Callum nodded. “I suspect the end goal is for them to effectively self-spread like a disease, each one infecting several others before they die, all harvesting life into those disks. A plague of halfsouls.”
Kasten grimaced. “If he released a large group of them and they effectively spread, making more and more halfsouls, you’d need a whole army to get rid of them.”
I swallowed and wrapped my shawl tighter around my shoulders, which were suddenly cold. “With that much life harvested, would it be enough for somebody to live forever?”
Callum shrugged. “If the halfsouls replicated themselves on and on, it could be limitless.”
Kasten still hadn’t looked away from the rose garden. “What if it’s a war weapon? What if they’re testing the halfsouls to get them ready to release hundreds on Kollenstar? They’d spread, and Lyrason could use the harvested life in those disks to extend the lives of our soldiers or nobility or whomever he wanted. It could wipe out the whole nation.”
Callum tapped his finger on the table. “It’s a theory, though we have no evidence of anything on that scale. And I don’t think Lyrason could fit that many halfsouls inside his mansion ready to be released.” He gave Kasten a meaningful look. “But the more I think about it, the more I struggle to believe Lyrason was doing something this big on his own. If he wanted a long life for himself, he could have been far more simple and subtle.
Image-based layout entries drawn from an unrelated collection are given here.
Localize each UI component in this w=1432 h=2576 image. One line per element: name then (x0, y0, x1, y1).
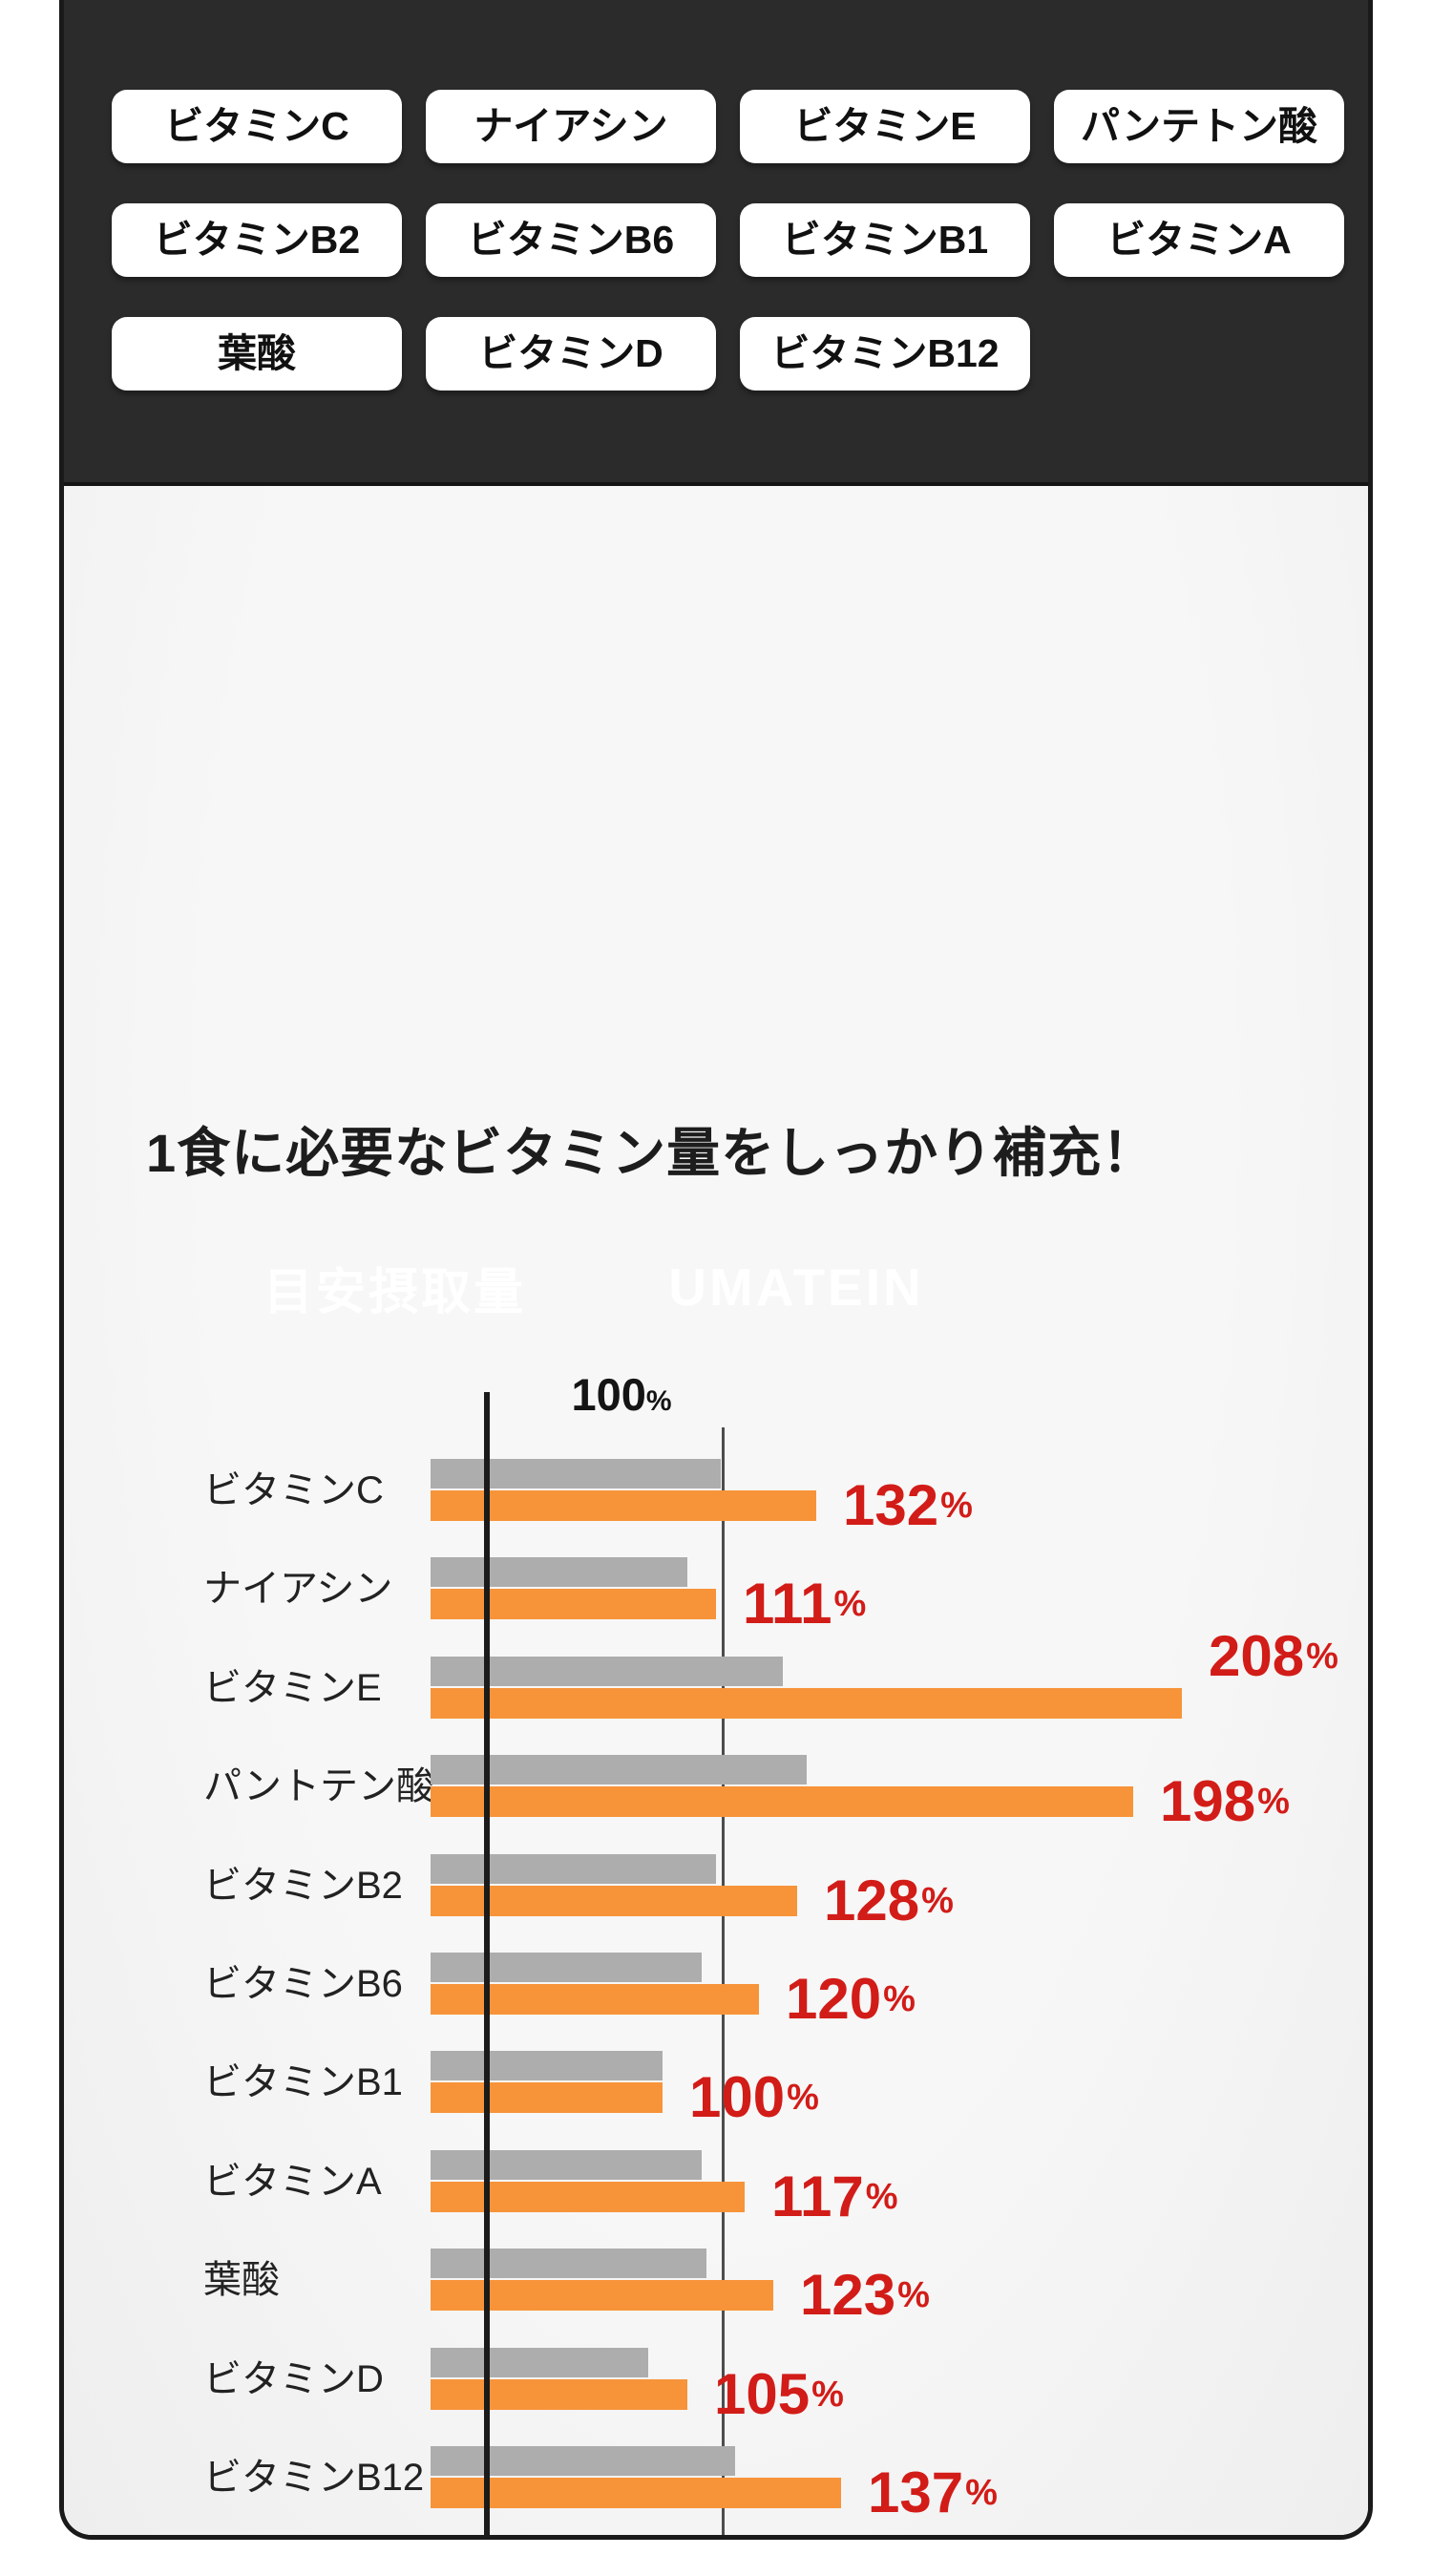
value-number: 120 (786, 1967, 882, 2031)
umatein-bar-3 (431, 1688, 1182, 1719)
value-number: 137 (868, 2460, 964, 2524)
value-number: 128 (824, 1869, 920, 1932)
vitamin-button-7[interactable]: ビタミンB1 (740, 203, 1030, 277)
value-label-8: 117% (771, 2166, 898, 2228)
legend-umatein: UMATEIN (668, 1257, 924, 1317)
value-label-10: 105% (714, 2364, 844, 2425)
category-label-1: ビタミンC (203, 1469, 384, 1511)
category-label-5: ビタミンB2 (203, 1865, 403, 1907)
reference-bar-5 (431, 1854, 716, 1884)
value-label-1: 132% (843, 1475, 973, 1536)
umatein-bar-9 (431, 2280, 773, 2311)
vitamin-button-11[interactable]: ビタミンB12 (740, 317, 1030, 391)
axis-marker-100: 100% (550, 1372, 693, 1417)
value-number: 111 (743, 1572, 832, 1636)
value-percent-sign: % (833, 1584, 867, 1624)
value-percent-sign: % (883, 1979, 916, 2019)
infographic-card: ビタミンC ナイアシン ビタミンE パンテトン酸 ビタミンB2 ビタミンB6 ビタミンB1 ビ… (59, 0, 1373, 2540)
vitamin-button-grid: ビタミンC ナイアシン ビタミンE パンテトン酸ビタミンB2 ビタミンB6 ビタミンB1 ビ… (112, 90, 1344, 391)
value-percent-sign: % (897, 2275, 930, 2315)
vitamin-button-8[interactable]: ビタミンA (1054, 203, 1344, 277)
umatein-bar-7 (431, 2082, 663, 2113)
value-percent-sign: % (940, 1486, 973, 1526)
vitamin-buttons-header: ビタミンC ナイアシン ビタミンE パンテトン酸ビタミンB2 ビタミンB6 ビタミンB1 ビ… (64, 0, 1368, 486)
reference-bar-8 (431, 2150, 702, 2180)
value-label-7: 100% (689, 2067, 819, 2128)
category-label-10: ビタミンD (203, 2358, 384, 2400)
value-label-2: 111% (743, 1573, 866, 1635)
value-number: 100 (689, 2065, 786, 2129)
value-number: 208 (1209, 1624, 1305, 1688)
vitamin-button-5[interactable]: ビタミンB2 (112, 203, 402, 277)
category-label-7: ビタミンB1 (203, 2061, 403, 2103)
vitamin-button-10[interactable]: ビタミンD (426, 317, 716, 391)
chart-panel: 1食に必要なビタミン量をしっかり補充！ 目安摂取量 UMATEIN 100% ビ… (64, 486, 1368, 2535)
value-percent-sign: % (965, 2473, 998, 2513)
reference-bar-10 (431, 2348, 648, 2377)
category-label-9: 葉酸 (203, 2259, 280, 2301)
value-number: 123 (800, 2263, 896, 2327)
category-label-8: ビタミンA (203, 2161, 382, 2203)
category-label-6: ビタミンB6 (203, 1963, 403, 2005)
value-label-4: 198% (1160, 1771, 1290, 1832)
value-number: 105 (714, 2362, 811, 2426)
vitamin-button-4[interactable]: パンテトン酸 (1054, 90, 1344, 163)
value-label-9: 123% (800, 2265, 930, 2326)
umatein-bar-8 (431, 2182, 745, 2212)
reference-bar-2 (431, 1557, 687, 1587)
category-label-11: ビタミンB12 (203, 2457, 425, 2499)
umatein-bar-2 (431, 1589, 716, 1619)
value-label-5: 128% (824, 1870, 954, 1932)
value-percent-sign: % (811, 2375, 844, 2415)
axis-marker-suffix: % (645, 1385, 672, 1417)
umatein-bar-10 (431, 2379, 687, 2410)
value-percent-sign: % (787, 2078, 819, 2118)
vitamin-button-9[interactable]: 葉酸 (112, 317, 402, 391)
y-axis-line (484, 1392, 490, 2535)
reference-bar-11 (431, 2446, 735, 2476)
value-percent-sign: % (921, 1881, 954, 1921)
vitamin-button-2[interactable]: ナイアシン (426, 90, 716, 163)
value-label-11: 137% (868, 2462, 998, 2523)
umatein-bar-4 (431, 1786, 1133, 1817)
value-number: 198 (1160, 1769, 1256, 1833)
value-number: 117 (771, 2164, 864, 2228)
value-percent-sign: % (1257, 1782, 1290, 1822)
value-number: 132 (843, 1473, 939, 1537)
category-label-3: ビタミンE (203, 1667, 382, 1709)
category-label-4: パントテン酸 (203, 1765, 434, 1807)
vitamin-button-6[interactable]: ビタミンB6 (426, 203, 716, 277)
umatein-bar-6 (431, 1984, 759, 2015)
value-label-3: 208% (1209, 1626, 1338, 1687)
umatein-bar-5 (431, 1886, 797, 1916)
reference-bar-4 (431, 1755, 807, 1784)
value-label-6: 120% (786, 1969, 916, 2030)
reference-line-100 (722, 1427, 725, 2535)
value-percent-sign: % (1306, 1636, 1338, 1677)
reference-bar-9 (431, 2249, 706, 2278)
panel-title: 1食に必要なビタミン量をしっかり補充！ (146, 1123, 1157, 1183)
axis-marker-value: 100 (571, 1369, 646, 1420)
vitamin-button-3[interactable]: ビタミンE (740, 90, 1030, 163)
legend-reference-intake: 目安摂取量 (263, 1264, 526, 1320)
value-percent-sign: % (865, 2177, 898, 2217)
umatein-bar-1 (431, 1490, 816, 1521)
vitamin-button-1[interactable]: ビタミンC (112, 90, 402, 163)
category-label-2: ナイアシン (203, 1568, 393, 1610)
reference-bar-1 (431, 1459, 721, 1489)
reference-bar-7 (431, 2051, 663, 2080)
umatein-bar-11 (431, 2478, 841, 2508)
reference-bar-6 (431, 1953, 702, 1982)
There would have been no need for halfsouls to infect and create morehalfsouls, no need for such complicated experiments. He would just need to keep a few locked up.”
I tightened my grip on the edge of the table. “So you agree with Kasten and suspect that the king is involved after all?”
Callum grimaced. “Again, It’s a theory. It would make sense of why he was so eager for Lord Lyrason to sort out the problem while he distanced himself from it. But we shouldn’t assume that.”
Kasten sighed and leaned forward, resting his elbows on the table. “Maybe Princess Annabelle will get to the bottom of it. We’ve done our part in exposing and stopping as much as we have. She’s aware of our suspicions. I don’t want to be involved in Adenburg politics anymore.”
Callum snorted. “Don’t pretend every noble in Adenburg is not wetting their pants about you right now, Kasten. There is no way they are going to leave you alone. Not when people rallied to your name the second you took a stance against a single noble. Not when they saw a sliver of what you are capable of.”
I swallowed down my rising anticipation and nervousness as Kasten dragged a hand down his face. “Are you suggesting a solution, Callum, or just listing my problems?”
Callum grinned. “Neither. I just wanted to highlight the whole picture to you both before I handed this letter over so you understood what we were up against.”